I don't want to relive that day, a day that began with a telephone call that woke me up and ended with me watching a nighttime scene of what used to be the site of a number of buildings a familiar part of the skyline I grew up seeing looking like something out of Dante's "Inferno."

I said to someone in the newsroom at one point, "I just keep waiting for the alarm clock to go off, or to see the words The End' and the lights come up." I didn't want it to be real. But it was.

"How We've Changed" is the general theme of the media's look back, and I think it's redundant to use valuable space and newsprint to tell readers that. Things have changed in our world.
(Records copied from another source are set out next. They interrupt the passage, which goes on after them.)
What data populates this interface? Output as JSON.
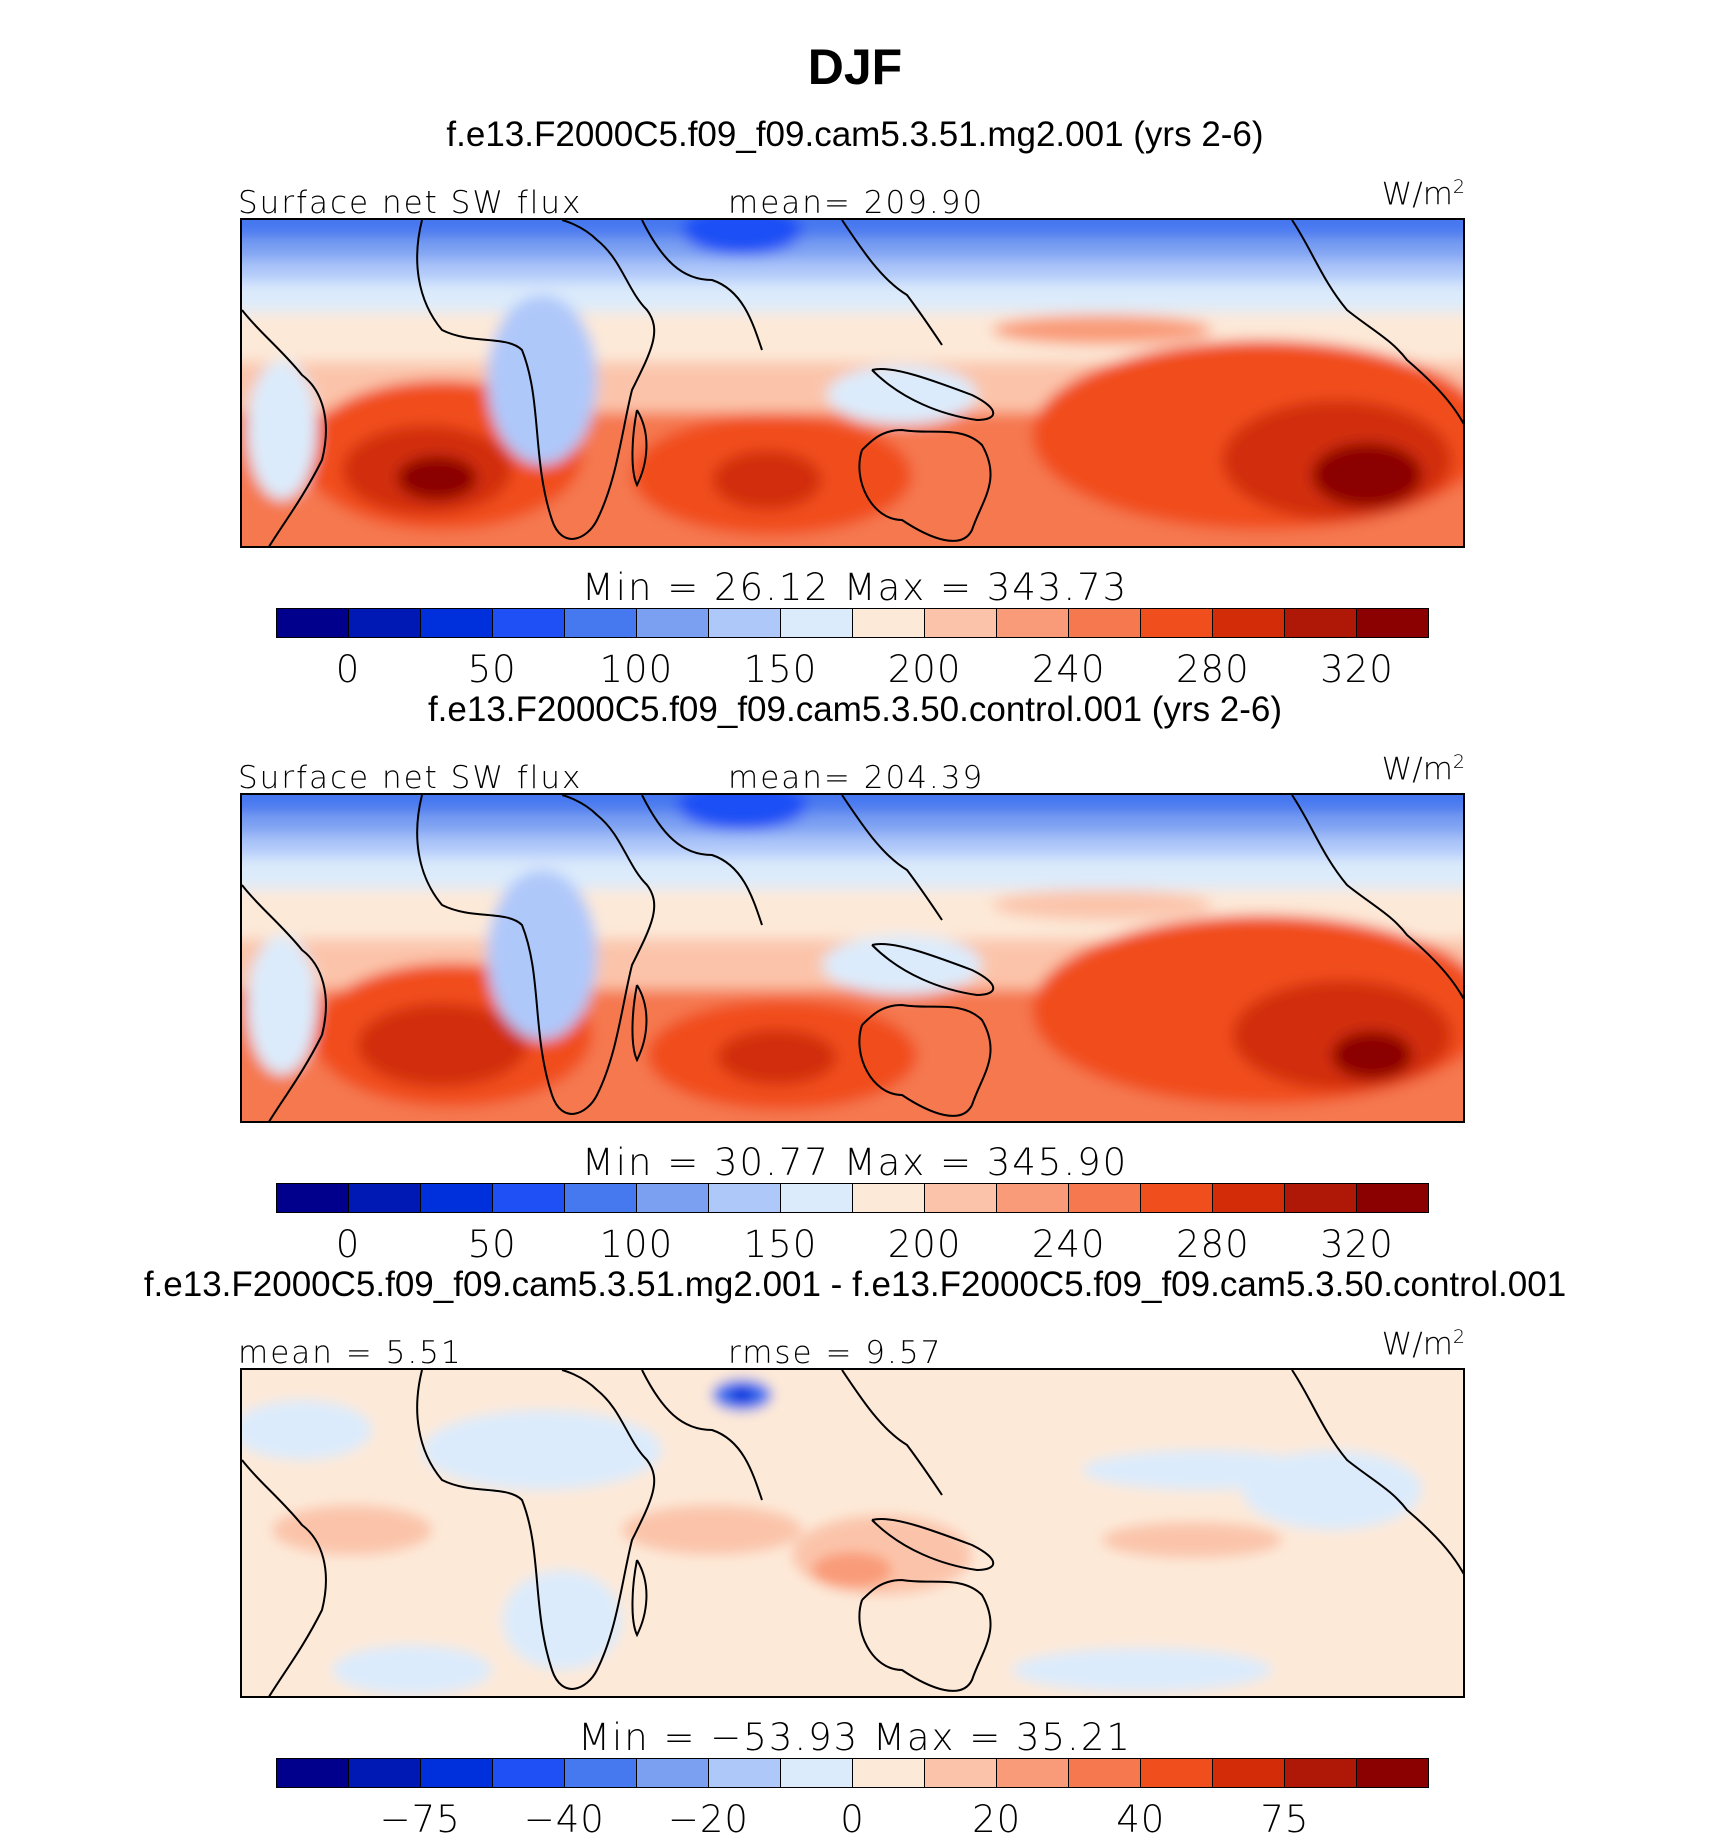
{
  "chart_data": [
    {
      "type": "heatmap",
      "title": "DJF",
      "subtitle": "f.e13.F2000C5.f09_f09.cam5.3.51.mg2.001 (yrs 2-6)",
      "variable_label": "Surface net SW flux",
      "stat_label": "mean= 209.90",
      "units": "W/m",
      "units_sup": "2",
      "min_max_label": "Min =   26.12 Max = 343.73",
      "colorbar_levels": [
        "0",
        "50",
        "100",
        "150",
        "200",
        "240",
        "280",
        "320"
      ],
      "colorbar_colors": [
        "#00008c",
        "#0018b4",
        "#0030dc",
        "#1e50f5",
        "#4678f0",
        "#7ba0f2",
        "#afc8fa",
        "#dcebfb",
        "#fde9d8",
        "#fbc4aa",
        "#f99b78",
        "#f5784f",
        "#f14e1e",
        "#d22d08",
        "#af1806",
        "#8b0000"
      ]
    },
    {
      "type": "heatmap",
      "subtitle": "f.e13.F2000C5.f09_f09.cam5.3.50.control.001 (yrs 2-6)",
      "variable_label": "Surface net SW flux",
      "stat_label": "mean= 204.39",
      "units": "W/m",
      "units_sup": "2",
      "min_max_label": "Min =   30.77 Max = 345.90",
      "colorbar_levels": [
        "0",
        "50",
        "100",
        "150",
        "200",
        "240",
        "280",
        "320"
      ],
      "colorbar_colors": [
        "#00008c",
        "#0018b4",
        "#0030dc",
        "#1e50f5",
        "#4678f0",
        "#7ba0f2",
        "#afc8fa",
        "#dcebfb",
        "#fde9d8",
        "#fbc4aa",
        "#f99b78",
        "#f5784f",
        "#f14e1e",
        "#d22d08",
        "#af1806",
        "#8b0000"
      ]
    },
    {
      "type": "heatmap",
      "subtitle": "f.e13.F2000C5.f09_f09.cam5.3.51.mg2.001 - f.e13.F2000C5.f09_f09.cam5.3.50.control.001",
      "stat_label": "mean =   5.51",
      "stat_label_2": "rmse =   9.57",
      "units": "W/m",
      "units_sup": "2",
      "min_max_label": "Min = −53.93 Max =   35.21",
      "colorbar_levels": [
        "−75",
        "−40",
        "−20",
        "0",
        "20",
        "40",
        "75"
      ],
      "colorbar_colors": [
        "#00008c",
        "#0018b4",
        "#0030dc",
        "#1e50f5",
        "#4678f0",
        "#7ba0f2",
        "#afc8fa",
        "#dcebfb",
        "#fde9d8",
        "#fbc4aa",
        "#f99b78",
        "#f5784f",
        "#f14e1e",
        "#d22d08",
        "#af1806",
        "#8b0000"
      ]
    }
  ]
}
All around us, we see the growth in suspicion, fear and mistrust.

We're more cynical than we were on Sept. 10, 2001. We've seen the aftermath of an unimaginable tragedy: the lives ruined, the lives lost, the tears, the suffering and the sadness.

But we have also heard stories of bravery and selfless courage. I've said it before and I'll say it again: For all the babble about how people in America are so self-centered and evil because they want a good life for themselves, a look at the events of Sept. 11 shows that we can rise to the occasion when need be.

Rescue personnel knew they were needed, and many paid the ultimate price for their dedication.

We've seen people try, in their own way, to heal the unhealable wounds. People who've never been to New York or ridden the elevator to the observation deck of the World Trade Center gave for those who call the city home. People who have never been to the Pentagon gave to help the families of those who died there.

And the story of a very brave group of people who may have prevented another devastating attack, and died in a field in Pennsylvania, has inspired a nation.

The thousands of victims, aboard the four flights and in the towers and the Pentagon, were the real heroes of that day. They died with their murderers, and we need to recommit ourselves to the punishment of the leaders of those monsters who decided that their version of reality trumps all others.

The families of those people who died should just be left alone to grieve in private. We know they're in pain, and you the reader or viewer know they're in pain. You don't need to open the newspaper or turn on the TV to find that out.